第46話


 次の土曜日。俺は朝早くに目覚まし時計に起こされて、気合いを入れて準備を始める。朝食は母さんはが居ないから一人で済ませた。


 テレビに流れる天気予報のキャスターは笑顔で今日一日は晴天であることを伝えている。今日なら、チャリで病院に向かっても問題ないだろうけれど、母さんに言われたとおりにバスを使って病院へ向かうことにする。


 病院はいつものように人で溢れかえっている。受付に居る人達を傍目に俺は夏花の元に向かうことにした。病院の廊下を歩くのは数日ぶりだが、やはり慣れることはない。


 夏花の入院している病室の前で一度深呼吸をする。別に緊張しているわけではないが、夏花の様態が分からないから気になって仕方が無かった。ノックをして返事を待つ。


「誰ですか?」


 声はいつも通りの凜とした声だった。その声は普段の夏花と同じもので病院に入院していることが不思議なくらいだ。


「俺だよ。学校が休みだから、お見舞いに来たんだけれど……。大丈夫?」

「秋博!? 来てくれたんだね。ありがとう! もちろん、入って良いよ」


 許可をもらったので遠慮することなく部屋に入っていく。


 扉の先には、ベッドの上に座っている夏花の姿があった。この間は表情を見ることが出来なかったが今はカーテンが閉まっていないので、いつもと同じ笑顔を伺うことが出来た。


「久しぶり。秋博! わざわざ来てくれてありがとう。そこの椅子に座って」


 夏花が近くにおいてある椅子を指さして進めてくれる。それに頷いて椅子に腰を下ろしながら、夏花に言葉を返す。


「お礼なんて言わないでよ。俺は夏花に会いたかったから来たんだよ。むしろ、こちらがお礼を言いたいぐらいだよ」

「そう言ってくれると嬉しいな。病院じゃ、スマホは使えないし、話し相手もいなくてさ……。とっても退屈なんだよね。
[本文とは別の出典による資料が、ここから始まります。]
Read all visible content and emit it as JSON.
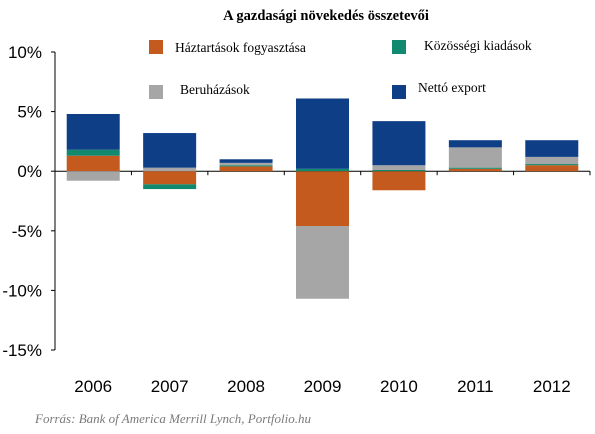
{
  "chart_data": {
    "type": "bar",
    "stacked": true,
    "title": "A gazdasági növekedés összetevői",
    "categories": [
      "2006",
      "2007",
      "2008",
      "2009",
      "2010",
      "2011",
      "2012"
    ],
    "ylim": [
      -15,
      10
    ],
    "yticks": [
      10,
      5,
      0,
      -5,
      -10,
      -15
    ],
    "ytick_labels": [
      "10%",
      "5%",
      "0%",
      "-5%",
      "-10%",
      "-15%"
    ],
    "grid": false,
    "legend_position": "top",
    "series": [
      {
        "name": "Háztartások fogyasztása",
        "color": "#c55a1e",
        "values": [
          1.3,
          -1.1,
          0.4,
          -4.6,
          -1.6,
          0.2,
          0.5
        ]
      },
      {
        "name": "Közösségi kiadások",
        "color": "#10896e",
        "values": [
          0.5,
          -0.4,
          0.1,
          0.2,
          0.1,
          0.1,
          0.1
        ]
      },
      {
        "name": "Beruházások",
        "color": "#a6a6a6",
        "values": [
          -0.8,
          0.3,
          0.2,
          -6.1,
          0.4,
          1.7,
          0.6
        ]
      },
      {
        "name": "Nettó export",
        "color": "#0e3e85",
        "values": [
          3.0,
          2.9,
          0.3,
          5.9,
          3.7,
          0.6,
          1.4
        ]
      }
    ],
    "source": "Forrás: Bank of America Merrill Lynch, Portfolio.hu"
  }
}
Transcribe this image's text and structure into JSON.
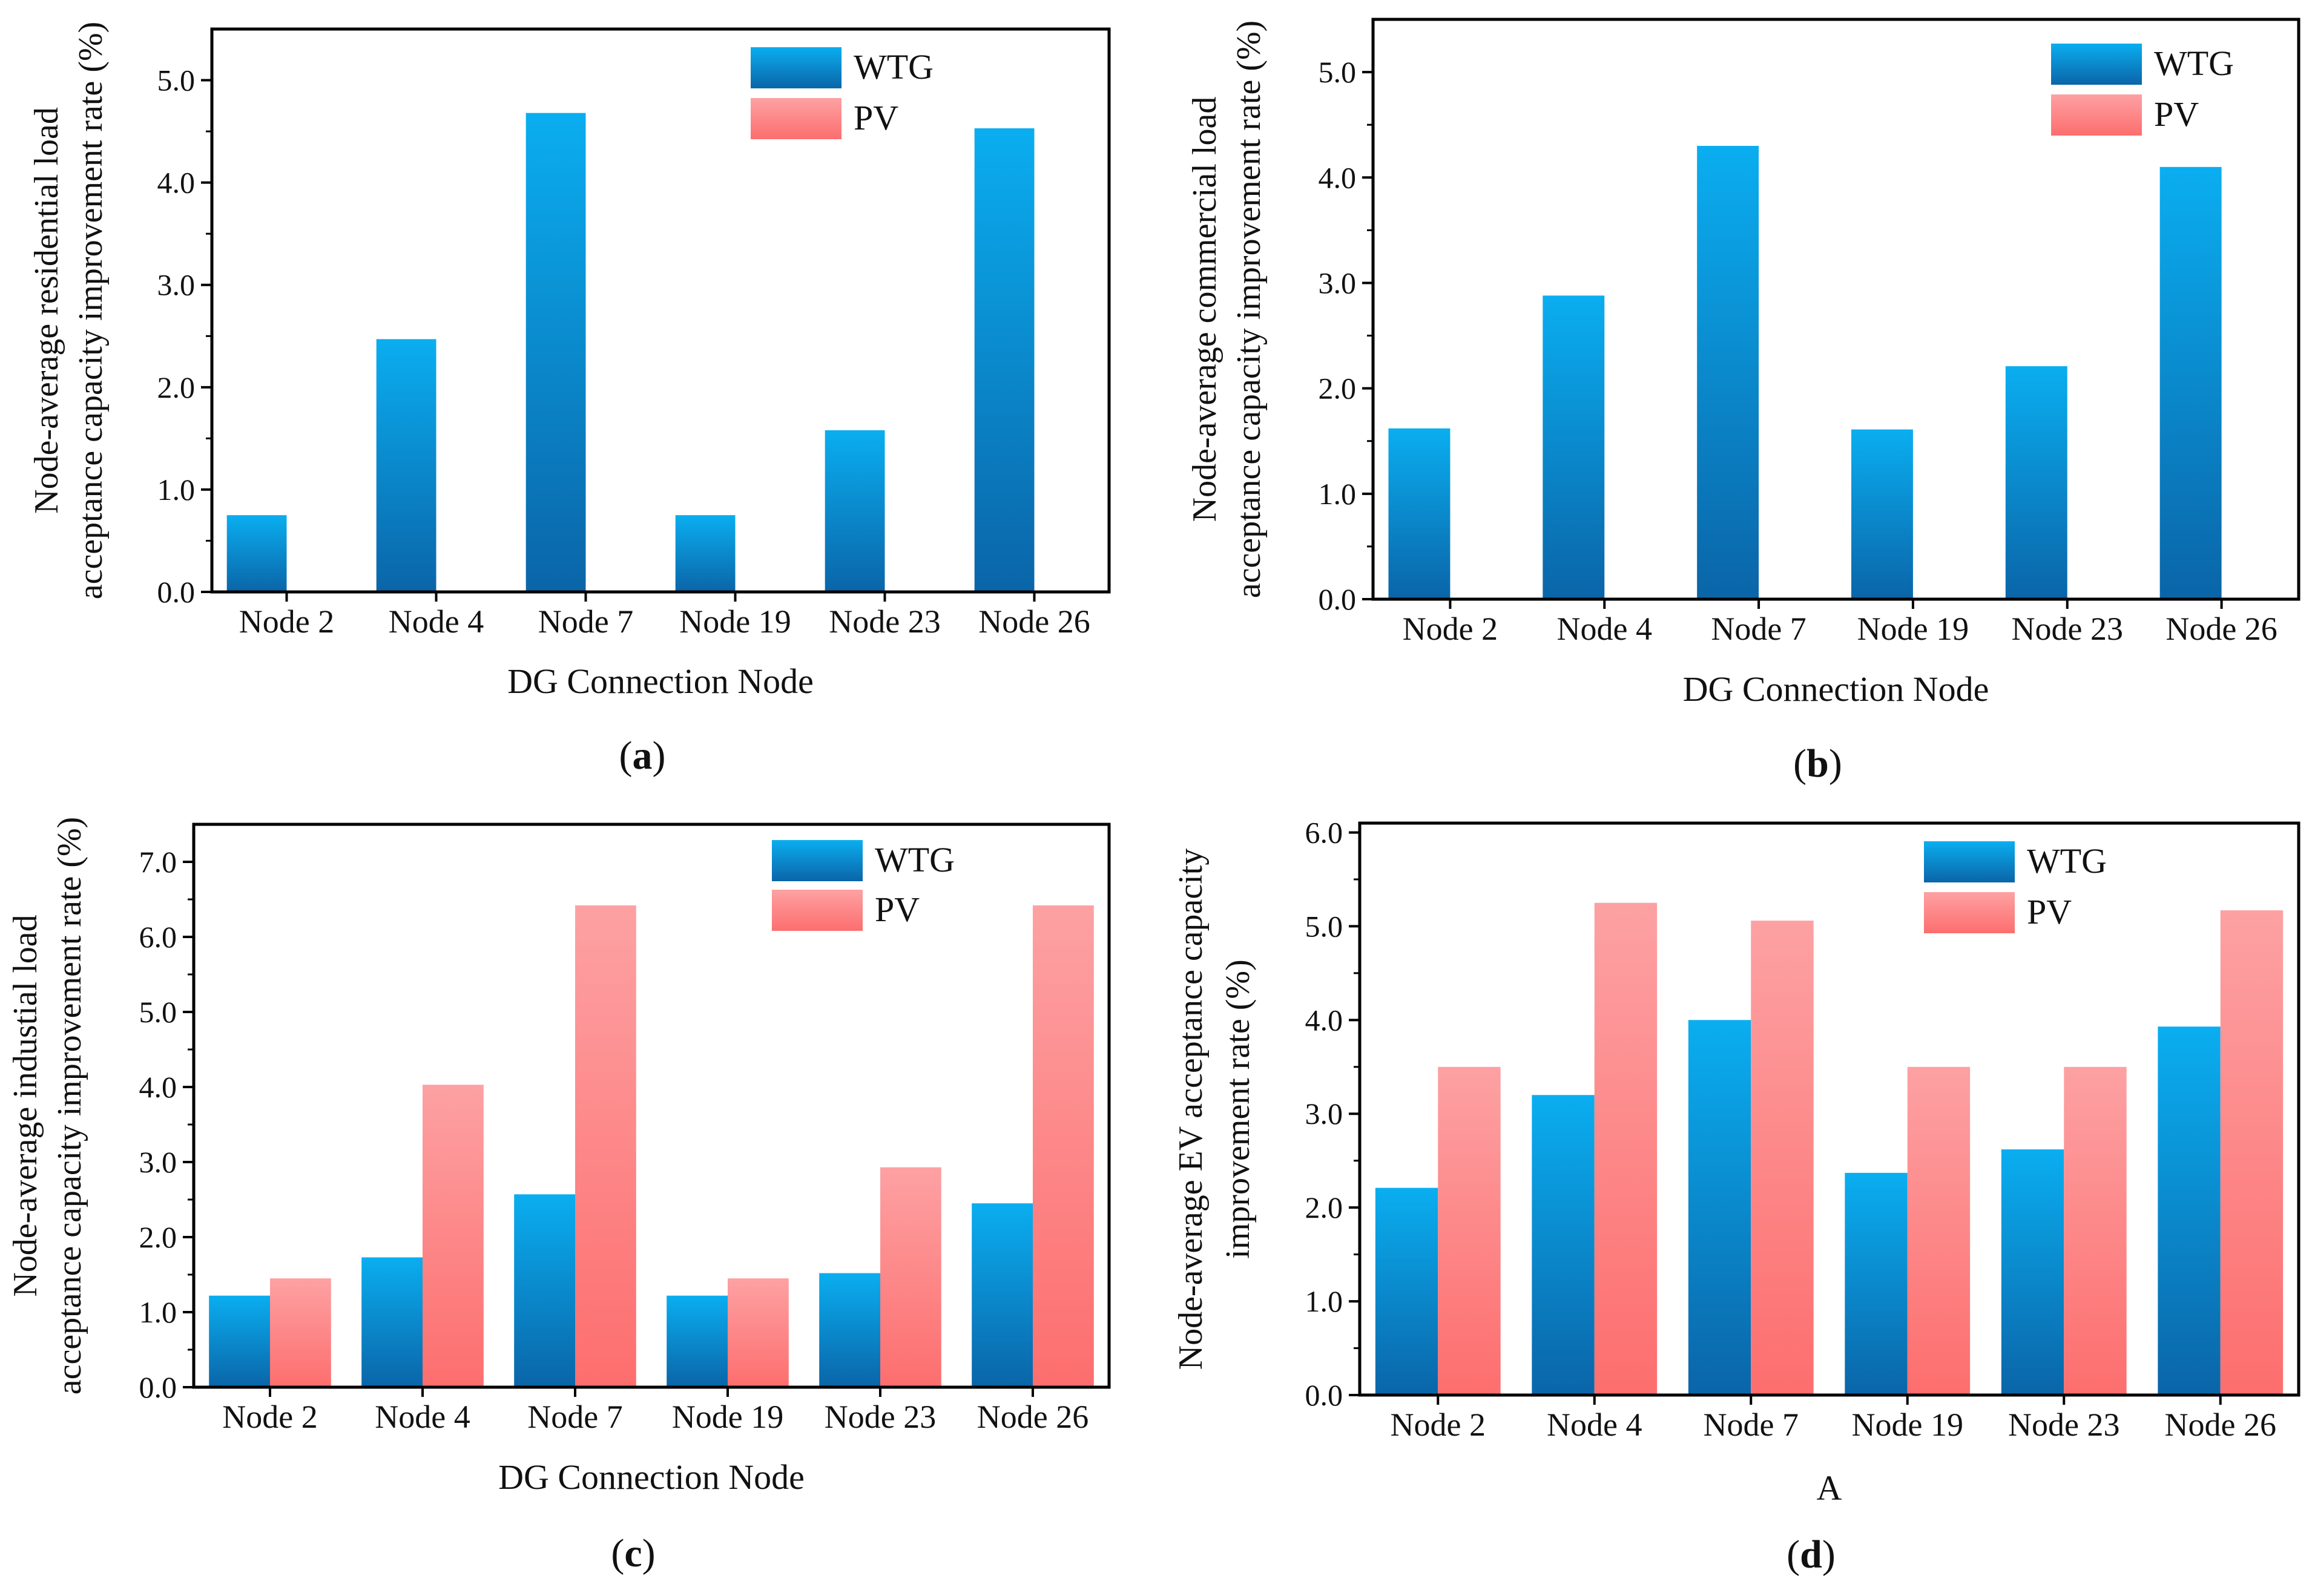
{
  "chart_data": [
    {
      "type": "bar",
      "panel_label": "a",
      "categories": [
        "Node 2",
        "Node 4",
        "Node 7",
        "Node 19",
        "Node 23",
        "Node 26"
      ],
      "series": [
        {
          "name": "WTG",
          "values": [
            0.75,
            2.47,
            4.68,
            0.75,
            1.58,
            4.53
          ]
        },
        {
          "name": "PV",
          "values": [
            0,
            0,
            0,
            0,
            0,
            0
          ]
        }
      ],
      "xlabel": "DG Connection Node",
      "ylabel_lines": [
        "Node-average residential load",
        "acceptance capacity improvement rate (%)"
      ],
      "ylim": [
        0,
        5.5
      ],
      "yticks": [
        0,
        1,
        2,
        3,
        4,
        5
      ],
      "ytick_labels": [
        "0.0",
        "1.0",
        "2.0",
        "3.0",
        "4.0",
        "5.0"
      ],
      "legend_position": "top-right"
    },
    {
      "type": "bar",
      "panel_label": "b",
      "categories": [
        "Node 2",
        "Node 4",
        "Node 7",
        "Node 19",
        "Node 23",
        "Node 26"
      ],
      "series": [
        {
          "name": "WTG",
          "values": [
            1.62,
            2.88,
            4.3,
            1.61,
            2.21,
            4.1
          ]
        },
        {
          "name": "PV",
          "values": [
            0,
            0,
            0,
            0,
            0,
            0
          ]
        }
      ],
      "xlabel": "DG Connection Node",
      "ylabel_lines": [
        "Node-average commercial load",
        "acceptance capacity improvement rate (%)"
      ],
      "ylim": [
        0,
        5.5
      ],
      "yticks": [
        0,
        1,
        2,
        3,
        4,
        5
      ],
      "ytick_labels": [
        "0.0",
        "1.0",
        "2.0",
        "3.0",
        "4.0",
        "5.0"
      ],
      "legend_position": "top-right"
    },
    {
      "type": "bar",
      "panel_label": "c",
      "categories": [
        "Node 2",
        "Node 4",
        "Node 7",
        "Node 19",
        "Node 23",
        "Node 26"
      ],
      "series": [
        {
          "name": "WTG",
          "values": [
            1.22,
            1.73,
            2.57,
            1.22,
            1.52,
            2.45
          ]
        },
        {
          "name": "PV",
          "values": [
            1.45,
            4.03,
            6.42,
            1.45,
            2.93,
            6.42
          ]
        }
      ],
      "xlabel": "DG Connection Node",
      "ylabel_lines": [
        "Node-average industial load",
        "acceptance capacity improvement rate (%)"
      ],
      "ylim": [
        0,
        7.5
      ],
      "yticks": [
        0,
        1,
        2,
        3,
        4,
        5,
        6,
        7
      ],
      "ytick_labels": [
        "0.0",
        "1.0",
        "2.0",
        "3.0",
        "4.0",
        "5.0",
        "6.0",
        "7.0"
      ],
      "legend_position": "top-right"
    },
    {
      "type": "bar",
      "panel_label": "d",
      "categories": [
        "Node 2",
        "Node 4",
        "Node 7",
        "Node 19",
        "Node 23",
        "Node 26"
      ],
      "series": [
        {
          "name": "WTG",
          "values": [
            2.21,
            3.2,
            4.0,
            2.37,
            2.62,
            3.93
          ]
        },
        {
          "name": "PV",
          "values": [
            3.5,
            5.25,
            5.06,
            3.5,
            3.5,
            5.17
          ]
        }
      ],
      "xlabel": "A",
      "ylabel_lines": [
        "Node-average EV acceptance capacity",
        "improvement rate (%)"
      ],
      "ylim": [
        0,
        6.1
      ],
      "yticks": [
        0,
        1,
        2,
        3,
        4,
        5,
        6
      ],
      "ytick_labels": [
        "0.0",
        "1.0",
        "2.0",
        "3.0",
        "4.0",
        "5.0",
        "6.0"
      ],
      "legend_position": "top-right"
    }
  ]
}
スマホがあれば秋博とも連絡を取ることが出来て、退屈をしないんだろうけれどなぁ……」


 深くため息を吐き出して、手持ち無沙汰を両手で表現している。確かに病院の中ではスマホの使用を禁じられているから、本を読むことか、お金を払ってテレビを見ることぐらいしか退屈をしのぐ方法は存在しない。
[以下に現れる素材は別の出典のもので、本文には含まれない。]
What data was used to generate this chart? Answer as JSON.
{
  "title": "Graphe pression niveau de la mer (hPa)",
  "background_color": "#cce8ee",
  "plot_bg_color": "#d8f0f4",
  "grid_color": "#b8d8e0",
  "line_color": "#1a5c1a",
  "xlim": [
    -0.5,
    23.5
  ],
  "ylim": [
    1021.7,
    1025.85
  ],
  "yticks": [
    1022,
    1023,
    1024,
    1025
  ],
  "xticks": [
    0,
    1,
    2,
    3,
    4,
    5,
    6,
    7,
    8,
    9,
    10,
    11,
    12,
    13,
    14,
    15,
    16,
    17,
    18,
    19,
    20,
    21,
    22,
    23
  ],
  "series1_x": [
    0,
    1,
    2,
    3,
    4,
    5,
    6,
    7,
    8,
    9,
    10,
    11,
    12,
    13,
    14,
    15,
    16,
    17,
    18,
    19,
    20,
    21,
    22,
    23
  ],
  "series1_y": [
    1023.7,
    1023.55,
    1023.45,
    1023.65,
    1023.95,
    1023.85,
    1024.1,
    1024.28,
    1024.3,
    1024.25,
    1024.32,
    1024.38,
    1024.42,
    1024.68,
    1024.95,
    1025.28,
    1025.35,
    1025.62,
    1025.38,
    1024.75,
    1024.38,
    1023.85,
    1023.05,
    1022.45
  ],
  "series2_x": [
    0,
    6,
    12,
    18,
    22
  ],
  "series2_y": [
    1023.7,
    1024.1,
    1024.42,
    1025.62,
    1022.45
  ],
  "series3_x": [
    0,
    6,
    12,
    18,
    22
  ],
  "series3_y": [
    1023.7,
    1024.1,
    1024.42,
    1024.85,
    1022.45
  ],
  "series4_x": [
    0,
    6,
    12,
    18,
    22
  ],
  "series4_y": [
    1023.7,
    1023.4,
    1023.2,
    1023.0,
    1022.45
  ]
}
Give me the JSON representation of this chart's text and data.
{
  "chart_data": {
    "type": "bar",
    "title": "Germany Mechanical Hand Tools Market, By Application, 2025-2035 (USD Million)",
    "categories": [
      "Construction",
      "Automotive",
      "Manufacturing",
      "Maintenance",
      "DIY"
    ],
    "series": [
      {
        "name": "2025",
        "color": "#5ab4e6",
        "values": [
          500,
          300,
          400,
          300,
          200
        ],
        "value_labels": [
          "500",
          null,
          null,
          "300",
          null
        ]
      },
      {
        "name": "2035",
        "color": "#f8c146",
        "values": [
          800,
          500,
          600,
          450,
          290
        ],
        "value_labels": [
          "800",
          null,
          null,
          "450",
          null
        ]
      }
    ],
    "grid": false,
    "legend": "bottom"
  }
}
 病院は体調が悪い人が入院をするのだから、退屈をしのぐことなんて考慮されているはずがない。


「確かにスマホが使えればね。もっとお話ができるんだけど。でも、画面越しに話をするより、こうやって直接話が出来る方が俺としては嬉しいよ」


 少し前であれば、こんな言葉を言うことは出来なかったけれど、今はもう自分の思いをしっかりと伝えた後だ。思っていることを伝えることに何一つ躊躇はなかった。
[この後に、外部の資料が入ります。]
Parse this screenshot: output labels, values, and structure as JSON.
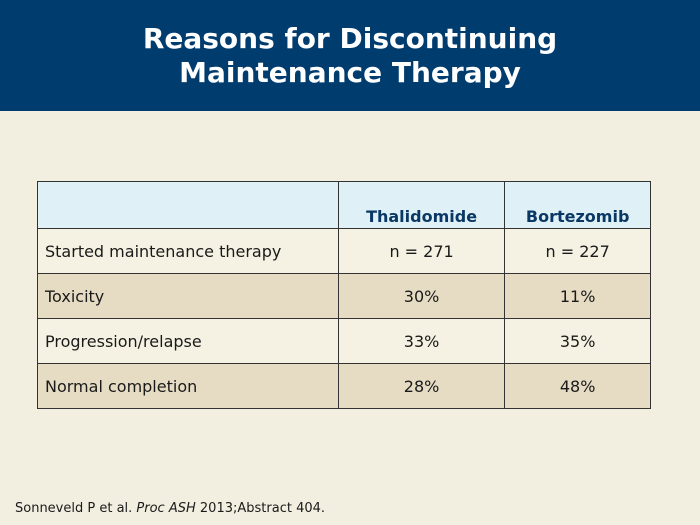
{
  "title": {
    "line1": "Reasons for Discontinuing",
    "line2": "Maintenance Therapy"
  },
  "table": {
    "header": [
      "",
      "Thalidomide",
      "Bortezomib"
    ],
    "rows": [
      [
        "Started maintenance therapy",
        "n = 271",
        "n = 227"
      ],
      [
        "Toxicity",
        "30%",
        "11%"
      ],
      [
        "Progression/relapse",
        "33%",
        "35%"
      ],
      [
        "Normal completion",
        "28%",
        "48%"
      ]
    ]
  },
  "citation": {
    "authors": "Sonneveld P et al.",
    "journal": "Proc ASH",
    "details": "2013;Abstract 404."
  },
  "colors": {
    "title_bar": "#003c6e",
    "background": "#f3efe0",
    "header_row": "#dff0f7",
    "header_text": "#0a3864",
    "alt_row": "#e6dcc4"
  }
}
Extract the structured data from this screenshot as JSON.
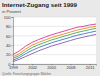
{
  "chart_data": {
    "type": "line",
    "title": "Internet-Zugang seit 1999",
    "subtitle": "in Prozent",
    "note": "Quelle: Forschungsgruppe Wahlen",
    "x": [
      1999,
      2000,
      2001,
      2002,
      2003,
      2004,
      2005,
      2006,
      2007,
      2008,
      2009,
      2010,
      2011,
      2012
    ],
    "series": [
      {
        "color": "#d63b8c",
        "values": [
          20,
          28,
          38,
          46,
          52,
          57,
          62,
          66,
          70,
          74,
          78,
          80,
          83,
          85
        ]
      },
      {
        "color": "#e8892a",
        "values": [
          15,
          22,
          32,
          40,
          46,
          51,
          56,
          60,
          64,
          68,
          72,
          75,
          78,
          80
        ]
      },
      {
        "color": "#4fa64a",
        "values": [
          12,
          18,
          27,
          35,
          41,
          46,
          51,
          55,
          59,
          63,
          67,
          70,
          73,
          76
        ]
      },
      {
        "color": "#3b78c2",
        "values": [
          8,
          14,
          22,
          29,
          35,
          40,
          45,
          49,
          53,
          57,
          61,
          64,
          67,
          70
        ]
      },
      {
        "color": "#8a5aa8",
        "values": [
          5,
          10,
          16,
          22,
          28,
          33,
          38,
          42,
          46,
          50,
          54,
          57,
          60,
          63
        ]
      }
    ],
    "xlim": [
      1999,
      2012
    ],
    "xticks": [
      1999,
      2002,
      2005,
      2008,
      2011
    ],
    "ylim": [
      0,
      100
    ],
    "yticks": [
      0,
      20,
      40,
      60,
      80,
      100
    ],
    "grid": true
  }
}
 俺の言葉に夏花は満面の笑みを見せてくれる。夏花の体調が悪いのか分からない。これまでと同じように笑顔を向けてくれて普通に話もすることが出来る。顔色もすこぶる良い様子なので、入院していることが不思議になってくる。


「秋博も嬉しいことを言ってくれるね。なんだか前とは別人みたいだね」


 光希にも変わったと言われる今日この頃だけれど、俺としても少し意識しているからだろう。自分の思いは言葉に出さないと伝わらない。夏花には包み隠さずに関わりたいと強く思う。また、小学校の時みたいな失敗はもうしたくないから。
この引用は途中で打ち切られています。